E-cadherin deficiency a novel determinant of ROS1 inhibitor sensitivity
1ICR, LONDON, UK,2UCSF, SAN FRANCISCO, USA
The E-cadherin (CDH1) tumour suppressor gene encodes a calcium-dependent cell-cell adhesion glycoprotein, which has roles in maintaining cell polarity, differentiation, cell migration and survival. E-cadherin dysfunction is a feature common to many epithelial tumours, with the highest incidence occurring in diffuse gastric cancer (50%) and lobular breast cancer (56%) and can occur via CDH1 mutation, deletion or epigenetic silencing. Although E-cadherin dysfunction is relatively common, approaches to target this pathogenic alteration do not as yet exist.
We have taken an integrated functional genomics approach to identifying E-cadherin synthetic lethality effects that exploits siRNA. Using a combination of Achilles Heel siRNA screens in histologically and genetically diverse tumour cell line panels, we have identified a compendium of genes whose disruption selectively targets E-cadherin deficient cells. Alongside the Achilles Heel screens in tumour cell models, complementary screens siRNA and pharmacological screens in isogenic systems with Zinc-finger and CRISPR-engineered E-Cadherin defects were undertaken.

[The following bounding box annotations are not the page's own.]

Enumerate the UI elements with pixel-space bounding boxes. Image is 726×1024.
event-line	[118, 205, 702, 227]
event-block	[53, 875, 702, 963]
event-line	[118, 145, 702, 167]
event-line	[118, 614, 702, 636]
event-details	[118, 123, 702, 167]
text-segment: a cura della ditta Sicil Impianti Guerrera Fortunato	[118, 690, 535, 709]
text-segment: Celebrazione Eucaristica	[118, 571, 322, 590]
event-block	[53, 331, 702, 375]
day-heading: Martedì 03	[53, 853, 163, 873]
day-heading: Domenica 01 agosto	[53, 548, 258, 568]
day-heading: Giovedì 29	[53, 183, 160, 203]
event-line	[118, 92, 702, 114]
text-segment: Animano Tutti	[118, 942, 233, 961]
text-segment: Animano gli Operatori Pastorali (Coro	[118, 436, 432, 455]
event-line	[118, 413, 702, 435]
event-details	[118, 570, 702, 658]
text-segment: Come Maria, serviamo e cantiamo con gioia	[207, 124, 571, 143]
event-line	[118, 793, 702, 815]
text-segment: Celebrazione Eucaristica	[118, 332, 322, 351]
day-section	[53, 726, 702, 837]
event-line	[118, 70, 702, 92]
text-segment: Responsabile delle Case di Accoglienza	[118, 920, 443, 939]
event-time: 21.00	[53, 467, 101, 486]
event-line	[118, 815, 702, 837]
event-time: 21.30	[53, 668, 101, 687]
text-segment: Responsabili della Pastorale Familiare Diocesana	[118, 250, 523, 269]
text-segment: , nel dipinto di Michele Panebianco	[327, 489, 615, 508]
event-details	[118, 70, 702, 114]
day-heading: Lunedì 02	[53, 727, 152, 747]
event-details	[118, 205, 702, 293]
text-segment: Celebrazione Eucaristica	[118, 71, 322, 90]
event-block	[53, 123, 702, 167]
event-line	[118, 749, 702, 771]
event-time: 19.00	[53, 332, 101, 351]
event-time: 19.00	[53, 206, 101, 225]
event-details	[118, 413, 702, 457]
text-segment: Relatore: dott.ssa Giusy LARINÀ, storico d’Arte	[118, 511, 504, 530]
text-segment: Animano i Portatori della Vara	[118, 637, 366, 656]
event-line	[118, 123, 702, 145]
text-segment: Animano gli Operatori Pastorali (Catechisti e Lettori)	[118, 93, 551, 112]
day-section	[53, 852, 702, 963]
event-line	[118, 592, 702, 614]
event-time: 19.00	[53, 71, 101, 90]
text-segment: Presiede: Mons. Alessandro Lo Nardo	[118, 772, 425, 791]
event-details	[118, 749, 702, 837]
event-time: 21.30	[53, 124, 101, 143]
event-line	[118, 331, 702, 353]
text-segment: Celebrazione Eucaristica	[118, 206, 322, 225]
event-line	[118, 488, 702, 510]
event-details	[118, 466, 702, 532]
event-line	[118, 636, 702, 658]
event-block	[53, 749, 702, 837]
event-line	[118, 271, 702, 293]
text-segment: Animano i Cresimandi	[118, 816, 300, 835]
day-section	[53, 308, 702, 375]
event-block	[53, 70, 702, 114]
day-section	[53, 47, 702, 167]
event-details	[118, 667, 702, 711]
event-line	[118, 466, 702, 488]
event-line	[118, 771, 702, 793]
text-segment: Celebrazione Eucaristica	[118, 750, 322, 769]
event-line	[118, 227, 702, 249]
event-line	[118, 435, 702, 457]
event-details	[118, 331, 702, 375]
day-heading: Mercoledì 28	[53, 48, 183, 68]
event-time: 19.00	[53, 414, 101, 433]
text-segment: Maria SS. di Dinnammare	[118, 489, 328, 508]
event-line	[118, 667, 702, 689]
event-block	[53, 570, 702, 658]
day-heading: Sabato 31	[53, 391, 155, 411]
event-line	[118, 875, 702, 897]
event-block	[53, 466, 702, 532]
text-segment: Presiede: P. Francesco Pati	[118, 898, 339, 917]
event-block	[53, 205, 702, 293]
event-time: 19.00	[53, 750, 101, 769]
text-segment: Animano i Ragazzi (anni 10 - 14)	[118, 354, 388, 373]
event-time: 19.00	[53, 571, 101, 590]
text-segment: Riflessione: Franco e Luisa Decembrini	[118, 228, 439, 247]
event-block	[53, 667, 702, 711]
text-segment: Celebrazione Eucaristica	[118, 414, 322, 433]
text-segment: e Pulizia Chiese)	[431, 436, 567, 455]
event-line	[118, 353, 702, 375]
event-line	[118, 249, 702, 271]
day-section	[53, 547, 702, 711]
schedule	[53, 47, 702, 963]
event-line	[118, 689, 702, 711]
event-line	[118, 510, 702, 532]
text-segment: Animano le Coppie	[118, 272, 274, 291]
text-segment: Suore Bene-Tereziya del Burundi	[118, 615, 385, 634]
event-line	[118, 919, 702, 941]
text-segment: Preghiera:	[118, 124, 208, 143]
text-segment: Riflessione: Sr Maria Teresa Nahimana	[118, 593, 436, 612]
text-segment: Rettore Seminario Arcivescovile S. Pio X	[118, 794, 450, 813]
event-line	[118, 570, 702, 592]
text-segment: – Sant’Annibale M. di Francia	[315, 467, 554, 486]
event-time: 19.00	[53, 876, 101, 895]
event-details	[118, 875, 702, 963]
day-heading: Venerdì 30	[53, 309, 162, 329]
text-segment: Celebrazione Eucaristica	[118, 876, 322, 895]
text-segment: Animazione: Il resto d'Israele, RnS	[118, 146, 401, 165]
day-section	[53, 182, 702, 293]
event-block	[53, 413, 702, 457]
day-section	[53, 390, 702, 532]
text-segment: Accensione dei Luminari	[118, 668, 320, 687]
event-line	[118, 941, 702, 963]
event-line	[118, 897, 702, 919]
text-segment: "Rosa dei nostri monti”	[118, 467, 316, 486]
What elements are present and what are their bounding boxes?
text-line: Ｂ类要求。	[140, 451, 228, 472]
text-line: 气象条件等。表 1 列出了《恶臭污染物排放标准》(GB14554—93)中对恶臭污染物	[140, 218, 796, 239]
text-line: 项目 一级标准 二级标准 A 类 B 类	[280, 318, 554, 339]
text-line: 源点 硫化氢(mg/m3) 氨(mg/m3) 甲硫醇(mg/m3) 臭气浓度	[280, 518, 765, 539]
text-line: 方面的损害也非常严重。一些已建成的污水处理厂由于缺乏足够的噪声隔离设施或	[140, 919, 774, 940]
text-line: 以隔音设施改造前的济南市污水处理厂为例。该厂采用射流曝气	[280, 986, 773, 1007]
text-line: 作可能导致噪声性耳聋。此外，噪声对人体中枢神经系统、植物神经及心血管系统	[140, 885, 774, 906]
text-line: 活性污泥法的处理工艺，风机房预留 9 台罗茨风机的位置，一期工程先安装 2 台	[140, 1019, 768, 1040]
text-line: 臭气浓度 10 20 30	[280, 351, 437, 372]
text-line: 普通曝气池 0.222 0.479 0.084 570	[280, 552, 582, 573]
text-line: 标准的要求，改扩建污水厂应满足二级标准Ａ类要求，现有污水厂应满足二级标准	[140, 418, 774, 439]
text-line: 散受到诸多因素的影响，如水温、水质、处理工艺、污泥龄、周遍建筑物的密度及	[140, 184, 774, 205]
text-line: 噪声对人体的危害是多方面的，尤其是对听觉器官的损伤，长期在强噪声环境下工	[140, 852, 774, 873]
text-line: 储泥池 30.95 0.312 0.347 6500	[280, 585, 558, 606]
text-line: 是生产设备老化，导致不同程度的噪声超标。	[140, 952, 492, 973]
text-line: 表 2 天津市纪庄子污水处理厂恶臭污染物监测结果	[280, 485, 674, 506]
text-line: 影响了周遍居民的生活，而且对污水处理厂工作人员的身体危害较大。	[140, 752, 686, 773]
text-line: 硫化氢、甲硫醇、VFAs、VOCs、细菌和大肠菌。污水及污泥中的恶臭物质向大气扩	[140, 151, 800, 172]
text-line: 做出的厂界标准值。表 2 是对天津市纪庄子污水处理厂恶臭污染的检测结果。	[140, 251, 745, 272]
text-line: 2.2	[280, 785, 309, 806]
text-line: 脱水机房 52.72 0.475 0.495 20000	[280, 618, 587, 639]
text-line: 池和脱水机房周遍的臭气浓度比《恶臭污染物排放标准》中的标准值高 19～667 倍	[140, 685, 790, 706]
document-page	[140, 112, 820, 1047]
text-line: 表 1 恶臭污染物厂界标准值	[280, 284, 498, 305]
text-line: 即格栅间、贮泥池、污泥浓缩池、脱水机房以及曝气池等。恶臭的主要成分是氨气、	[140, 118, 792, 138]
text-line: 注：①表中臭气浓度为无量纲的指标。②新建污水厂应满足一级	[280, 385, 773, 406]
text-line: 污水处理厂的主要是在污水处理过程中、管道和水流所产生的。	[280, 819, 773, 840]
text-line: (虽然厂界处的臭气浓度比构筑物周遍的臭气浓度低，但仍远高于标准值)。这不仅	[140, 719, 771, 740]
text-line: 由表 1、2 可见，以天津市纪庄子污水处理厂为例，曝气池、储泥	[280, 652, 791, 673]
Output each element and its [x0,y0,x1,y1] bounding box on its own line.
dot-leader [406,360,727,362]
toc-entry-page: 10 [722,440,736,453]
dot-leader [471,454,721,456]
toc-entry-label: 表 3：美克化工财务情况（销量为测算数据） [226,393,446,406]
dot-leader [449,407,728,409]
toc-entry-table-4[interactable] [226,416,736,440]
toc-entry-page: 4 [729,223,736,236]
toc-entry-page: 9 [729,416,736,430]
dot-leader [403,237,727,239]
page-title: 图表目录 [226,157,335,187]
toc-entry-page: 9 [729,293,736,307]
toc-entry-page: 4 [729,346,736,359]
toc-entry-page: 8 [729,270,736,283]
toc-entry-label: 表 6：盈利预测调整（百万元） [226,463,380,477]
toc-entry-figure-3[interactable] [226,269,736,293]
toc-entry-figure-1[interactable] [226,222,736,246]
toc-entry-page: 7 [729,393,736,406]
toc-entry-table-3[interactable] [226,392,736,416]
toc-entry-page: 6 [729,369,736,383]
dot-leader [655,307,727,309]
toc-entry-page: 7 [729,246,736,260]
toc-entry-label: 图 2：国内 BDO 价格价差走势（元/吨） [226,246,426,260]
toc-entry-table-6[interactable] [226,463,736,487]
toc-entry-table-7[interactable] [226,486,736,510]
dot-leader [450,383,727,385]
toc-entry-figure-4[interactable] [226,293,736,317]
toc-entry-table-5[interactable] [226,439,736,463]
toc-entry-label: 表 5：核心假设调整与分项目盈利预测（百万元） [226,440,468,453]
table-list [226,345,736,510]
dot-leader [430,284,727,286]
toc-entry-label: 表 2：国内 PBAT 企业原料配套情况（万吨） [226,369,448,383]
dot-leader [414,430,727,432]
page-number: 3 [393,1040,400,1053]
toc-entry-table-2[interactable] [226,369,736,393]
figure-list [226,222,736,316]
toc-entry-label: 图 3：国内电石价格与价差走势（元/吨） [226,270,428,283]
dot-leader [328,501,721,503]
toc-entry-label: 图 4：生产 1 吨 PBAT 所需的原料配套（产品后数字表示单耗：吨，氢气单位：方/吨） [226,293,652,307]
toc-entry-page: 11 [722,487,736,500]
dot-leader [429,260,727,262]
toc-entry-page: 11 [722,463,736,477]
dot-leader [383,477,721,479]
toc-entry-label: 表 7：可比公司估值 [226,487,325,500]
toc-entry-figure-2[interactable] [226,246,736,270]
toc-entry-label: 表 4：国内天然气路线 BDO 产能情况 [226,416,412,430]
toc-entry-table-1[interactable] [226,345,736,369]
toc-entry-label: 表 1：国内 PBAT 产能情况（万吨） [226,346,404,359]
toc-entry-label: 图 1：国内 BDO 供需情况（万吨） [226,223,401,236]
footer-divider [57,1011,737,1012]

The integrated functional genomics approach identified a robust synthetic lethal interaction between the orphan receptor tyrosine kinase ROS1 and E-cadherin dysfunction. Functional and chemical inhibition of ROS1 in a variety of breast cell line models induced sensitivity in E-cadherin deficient cells. The synthetic lethal interaction between E-cadherin and ROS1 was characterized by induction of apoptosis, nuclear defects, and a G2/M cell cycle arrest.
This integrated genomics approach identified novel genetic determinants selective for E-cadherin deficiency, a gene that is recurrently mutated in breast cancer. This study suggests that E-cadherin deficiency could be used as candidate predictive biomarker in future clinical trials involving ROS1 inhibitors.